では、このシンポジウムが(フィードバックを)伝えるという場面という理解でよろしいですか。
このシンポジウムで、そういうようなところをすることになるかどうかはまだ何も聞いていませんけれども、それよりも先の段階で、今までいろいろと対話を重ねてきた団体の方々がおいでです。そういう皆さま方からのご意見も聞きながら、今回基本設計についてはこのように最終案としてまとめましたというのは、もうフィードバックをするのだというふうに思っています。
市民説明会に関しても同じように伝えるという場面で大丈夫ですか。
市民説明会につきましては、このように基本設計が固まりましたよということをお伝えするということになると思います。
シンポジウムの方だったのですけれども、(午後)2時開始ということなのですが、時間はどれくらい見ているというのはありますか。前回、市民の方から途中で質問とか質疑応答が打ち切られてしまったという不満の声が出たりしていて、市長とか藤本(壮介)さんの方に実際にお話を投げかけたいという市民の方がたくさんいらっしゃると思うのですけれども、予定が決まっていたら教えてください。
今回シンポジウムを開催して、シンポジウムに参加したお一人一人、皆さんいろんな気持ちをお持ちになられるのかもしれません。そういう方々全員にお話を聞ける時間というのはないというふうには思います。ですから、その中からどなたか限られた方になってしまわざるを得ないというふうに思いますけれども、その事前の段階で、音楽関係者の方々、演劇関係者の方々、災害文化に取り組んでおられる市民団体の方々など、さまざまな意見交換もこの間重ねてまいりましたけれども、それについてもホームページ等を活用しながら広く市民の皆さま方に、こういう意見があってこのように対応しているというような考え方についても、発表していくと思います。その場で新たなご意見というのについては、これもどのぐらいの時間が取れるのかは、これからになりますかね。
(青葉山エリア複合施設整備室調整担当課長)
今後、市民説明会を5月に、6月にはシンポジウムと予定しているところでございます。
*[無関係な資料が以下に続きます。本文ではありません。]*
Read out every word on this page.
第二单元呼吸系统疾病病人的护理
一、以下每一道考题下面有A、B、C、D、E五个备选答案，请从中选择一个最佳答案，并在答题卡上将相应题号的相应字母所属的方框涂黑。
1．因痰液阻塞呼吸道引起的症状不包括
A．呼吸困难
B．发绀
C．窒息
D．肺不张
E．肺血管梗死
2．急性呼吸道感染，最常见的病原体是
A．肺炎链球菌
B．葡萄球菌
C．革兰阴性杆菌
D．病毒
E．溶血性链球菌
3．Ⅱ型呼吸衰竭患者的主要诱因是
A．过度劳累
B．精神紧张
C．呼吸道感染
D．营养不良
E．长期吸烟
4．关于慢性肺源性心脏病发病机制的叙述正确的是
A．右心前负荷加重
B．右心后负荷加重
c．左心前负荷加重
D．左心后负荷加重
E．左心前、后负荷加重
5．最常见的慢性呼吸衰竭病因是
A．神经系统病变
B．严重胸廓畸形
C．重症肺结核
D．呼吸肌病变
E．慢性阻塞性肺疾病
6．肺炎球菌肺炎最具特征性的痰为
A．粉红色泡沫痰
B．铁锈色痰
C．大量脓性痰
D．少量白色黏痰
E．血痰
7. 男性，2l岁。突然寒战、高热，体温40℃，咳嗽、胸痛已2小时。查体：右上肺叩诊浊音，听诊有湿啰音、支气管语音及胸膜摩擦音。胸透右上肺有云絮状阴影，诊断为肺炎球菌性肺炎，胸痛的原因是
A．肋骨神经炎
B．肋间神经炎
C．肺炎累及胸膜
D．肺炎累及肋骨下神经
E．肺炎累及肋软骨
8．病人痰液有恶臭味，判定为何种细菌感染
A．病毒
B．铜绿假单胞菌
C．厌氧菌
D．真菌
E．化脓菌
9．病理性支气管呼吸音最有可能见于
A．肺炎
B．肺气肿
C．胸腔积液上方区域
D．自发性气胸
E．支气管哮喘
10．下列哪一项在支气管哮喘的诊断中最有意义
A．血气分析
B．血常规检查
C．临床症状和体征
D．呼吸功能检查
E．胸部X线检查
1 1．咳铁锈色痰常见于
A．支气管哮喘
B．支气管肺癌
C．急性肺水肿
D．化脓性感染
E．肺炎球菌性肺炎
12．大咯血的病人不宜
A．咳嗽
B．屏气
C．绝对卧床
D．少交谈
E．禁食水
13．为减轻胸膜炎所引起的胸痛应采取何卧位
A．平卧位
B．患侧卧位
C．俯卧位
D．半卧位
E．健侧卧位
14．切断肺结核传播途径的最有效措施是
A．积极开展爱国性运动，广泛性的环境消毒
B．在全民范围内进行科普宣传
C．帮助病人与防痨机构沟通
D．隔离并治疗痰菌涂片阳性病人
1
こういった形で6月のシンポジウムがございますけれども、まずは5月の市民の方への説明会、あと音楽関係者、演劇関係者の意見交換会を担当部署の方からしっかり説明しながら、あと意見もいろいろ聞きながら重ねてまいりたいと思っております。少し補足させていただきますと、音楽関係者、演劇関係者の皆さまにつきましては、中間案の段階で一度意見交換をさせていただいた上で基本設計はまとまりましたので、そういったところで、どういったところを反映したかというのをお伝えしながら、今後の実施設計、管理運営の方にどう生かしていくかといったところをまたご意見をいただきながらしていきたいというふうに思っております。また5月の市民説明会も同様に基本設計の内容、管理運営の中身をお伝えさせていただいた中で、いろいろなご疑問がやはり出てくるかと思いますので、それを2回ほどですけれども準備させていただきましたので、多様な意見にお答えしながら進めていきたいと考えているというところでございます。6月につきましては、これから詳細を詰めるというところでございますが、前後の日程も含めながら、しっかりとお伝えできる場ができるように、その構成については考えていきたいというふうに考えてございます。
事業費の見込みの中の運営管理費の見込みなのですけれども、年間で運営費18億円に対して収入が2億足す2億で4億円、差引き14億円というのは税金の負担ということでよろしいですか。
(青葉山エリア複合施設整備室調整担当課長)
18億円に対して収入の見込みが施設収入2億円、あとチケット収入2億円ということで、残りの14億円というところにつきましては、こちらは指定管理料ということで基本的には負担することになって、基本的には市の方での負担という形になるというふうに見込んでいるというところでございます。
(青葉山エリア複合施設整備室調整担当課長)
改めまして、市民説明会を5月13日、5月23日の2回ほど開催するということでご案内申し上げてございます。こちらについては、(記者発表資料の)(4)の主な内容のところに記載してあるとおり、文化観光局の方で説明するということで、市長はこちらには出席しない方向で、文化観光局の方から詳細なところも含めてご説明する場ということで考えてございます。つきましては、次のシンポジウム、6月6日につきましては市長、あと設計者の藤本壮介さんにもご参加いただきながら、本施設の魅力や可能性を考えるシンポジウムというものを開催していくと、そのような形で進めてまいりたいというふうになっております。